Quitte à s’avouer profane en la matière et à reconnaître que c’est sans doute extraordinairement difficile pour un syndicat de faire ce qu’il lui conseille, il propose d’organiser l’action syndicale autour de deux grandes controverses politiques — décisives au moins pour lui — et sans doute pour toute une génération militante : l’école doit-elle instruire ou bien émanciper ? Et la pédagogie doit elle être centrée sur l’activité enseignante ou sur celle de l’élève4 ? Faute d’avoir instruit ces vraies questions politiques dont T. Coutrot sait, lui, qu’elles traversent le milieu enseignant, la recherche CNAM-SNES le laisse sur sa faim. Mieux, elle risque de s’aliéner dans la quête illusoire d’une réussite scolaire au sein d’un système hautement sélectif (Ibid, pp. 58-59). Et mieux encore, l’équipe du CNAM victime d’une vision pédagogique « active », finalement, relaie le discours normatif et prescriptif du Ministère. Après l’esprit japonais du lean management, nous voilà maintenant cultivant une vision néolibérale de l’éducation au nom d’un principe d’efficacité sociale somme toute un peu naïf. C’est l’être citoyen des jeunes qui doit l’emporter, pour T. Coutrot, contre la perfusion pédagogique des savoirs que nous privilégierons.
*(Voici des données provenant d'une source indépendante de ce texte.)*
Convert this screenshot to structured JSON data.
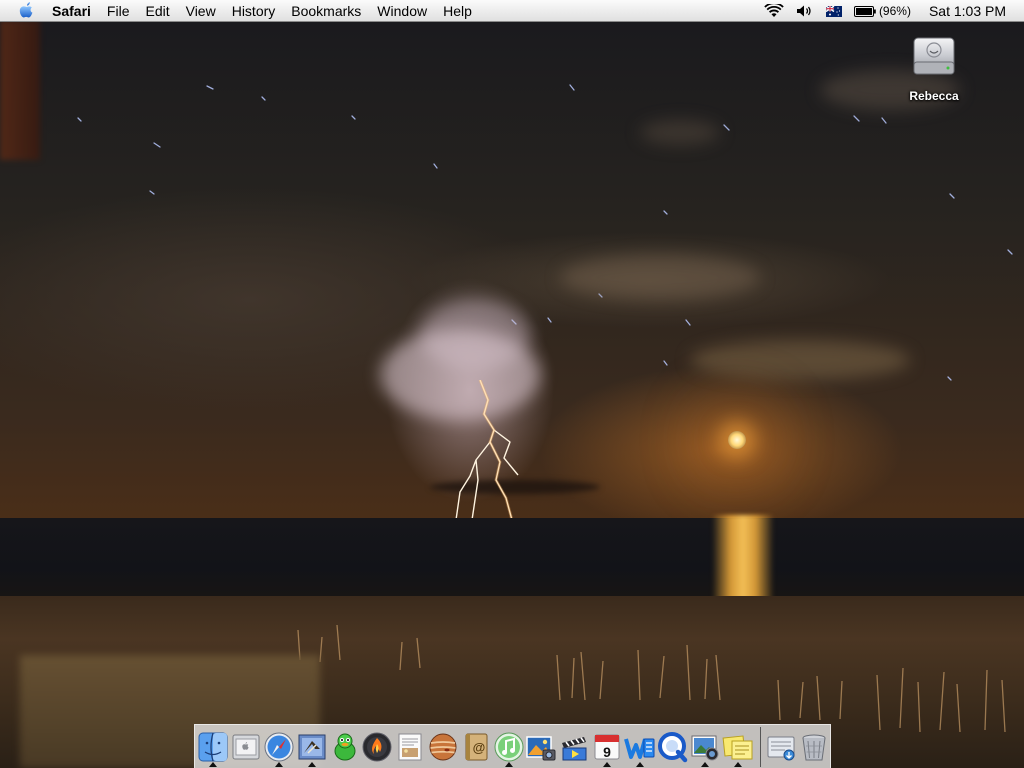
{
  "menubar": {
    "apple_icon": "apple-logo-icon",
    "app_name": "Safari",
    "menus": [
      "File",
      "Edit",
      "View",
      "History",
      "Bookmarks",
      "Window",
      "Help"
    ],
    "status": {
      "wifi_icon": "wifi-icon",
      "volume_icon": "volume-icon",
      "input_flag_icon": "australian-flag-icon",
      "battery_icon": "battery-icon",
      "battery_text": "(96%)",
      "clock": "Sat 1:03 PM"
    }
  },
  "desktop": {
    "icons": [
      {
        "label": "Rebecca",
        "icon": "hard-drive-icon"
      }
    ]
  },
  "dock": {
    "apps": [
      {
        "icon": "finder-icon",
        "running": true
      },
      {
        "icon": "system-preferences-icon",
        "running": false
      },
      {
        "icon": "safari-icon",
        "running": true
      },
      {
        "icon": "mail-icon",
        "running": true
      },
      {
        "icon": "adium-duck-icon",
        "running": false
      },
      {
        "icon": "firefox-burn-icon",
        "running": false
      },
      {
        "icon": "preview-icon",
        "running": false
      },
      {
        "icon": "jupiter-icon",
        "running": false
      },
      {
        "icon": "address-book-icon",
        "running": false
      },
      {
        "icon": "itunes-icon",
        "running": true
      },
      {
        "icon": "iphoto-icon",
        "running": false
      },
      {
        "icon": "imovie-icon",
        "running": false
      },
      {
        "icon": "ical-icon",
        "running": true,
        "date": "9"
      },
      {
        "icon": "word-icon",
        "running": true
      },
      {
        "icon": "quicktime-icon",
        "running": false
      },
      {
        "icon": "photo-browser-icon",
        "running": true
      },
      {
        "icon": "stickies-icon",
        "running": true
      }
    ],
    "others": [
      {
        "icon": "downloads-folder-icon",
        "running": false
      },
      {
        "icon": "trash-icon",
        "running": false
      }
    ]
  },
  "colors": {
    "menubar_bg": "#ececec",
    "dock_bg": "#ebebeb",
    "sky": "#26231f",
    "moon": "#ffd878"
  }
}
Je laisse de côté cette dernière « grande » controverse très classique dans la gauche politique mais qu’on peut trouver bien abstraite et surtout dont les termes trompeurs ont, et depuis très longtemps, été examinés de près et repensés par les meilleurs chercheurs du domaine.5 Je pourrais aussi invoquer, concernant l’autre « grande » controverse sur la coupure taylorienne entre celle ou celui qui enseigne, détenant le savoir, et des élèves récepteurs passifs, un autre argument : celui fourni par les travaux de D. Ruelland-Roger pourtant publiés récemment en 2019 — il est vrai après 2012, dernière date étonnamment arrêtée par T. Coutrot pour instruire son dossier — précisément consacrés dans notre équipe à cette question6. On y découvre la différence entre l’activité réelle des élèves et leurs actions apparentes. Même si dans une critique la documentation n’est peut-être pas le problème principal, il est toujours dommage de se priver des moyens qu’elle offre d’être précis.

Mais je voudrais centrer mon propos sur la question la plus importante soulevée selon moi, dans cette discussion. Je voudrais montrer qu’il y a controverse et controverse. Au-delà de ces usages courants, ce mot est pour moi — je devrais dire pour nous — une pratique dans l’action et un concept qu’on ne peut banaliser en l’identifiant trop vite à un débat politique général, fut-il scolaire et surtout relevant de l’expertise revendiquée du chercheur ou du militant. J’appelle controverse professionnelle l’instrument de travail dont se dote un collectif lui-même pour régénérer son pouvoir d’agir sur les choses concrètes qui empoisonnent la vie ordinaire au travail. Un véritable outil pour étendre son rayon d’action pratique au sein de rapports de forces inévitables dans la situation où il se trouve, et ce, pour faire de nouveau autorité dans cette situation.

Un exemple dramatique

Nous avons fait l’expérience dramatique des conséquences de la défaillance de cet instrument de travail — quand celles et ceux qui enseignent en sont privés — au moment de l’assassinat de Samuel Paty par un islamiste près de son collège du Bois-d’Aulne de Conflans-Sainte-Honorine, le 16 octobre 2020. Le journal Le Monde nous a donné les moyens de mieux comprendre ce qui s’est joué entre collègues de ce collège dans ces circonstances concrètes. Le journal a eu accès à l’échange d’e-mails entre Samuel Paty, ses collègues et sa hiérarchie, la semaine précédente7.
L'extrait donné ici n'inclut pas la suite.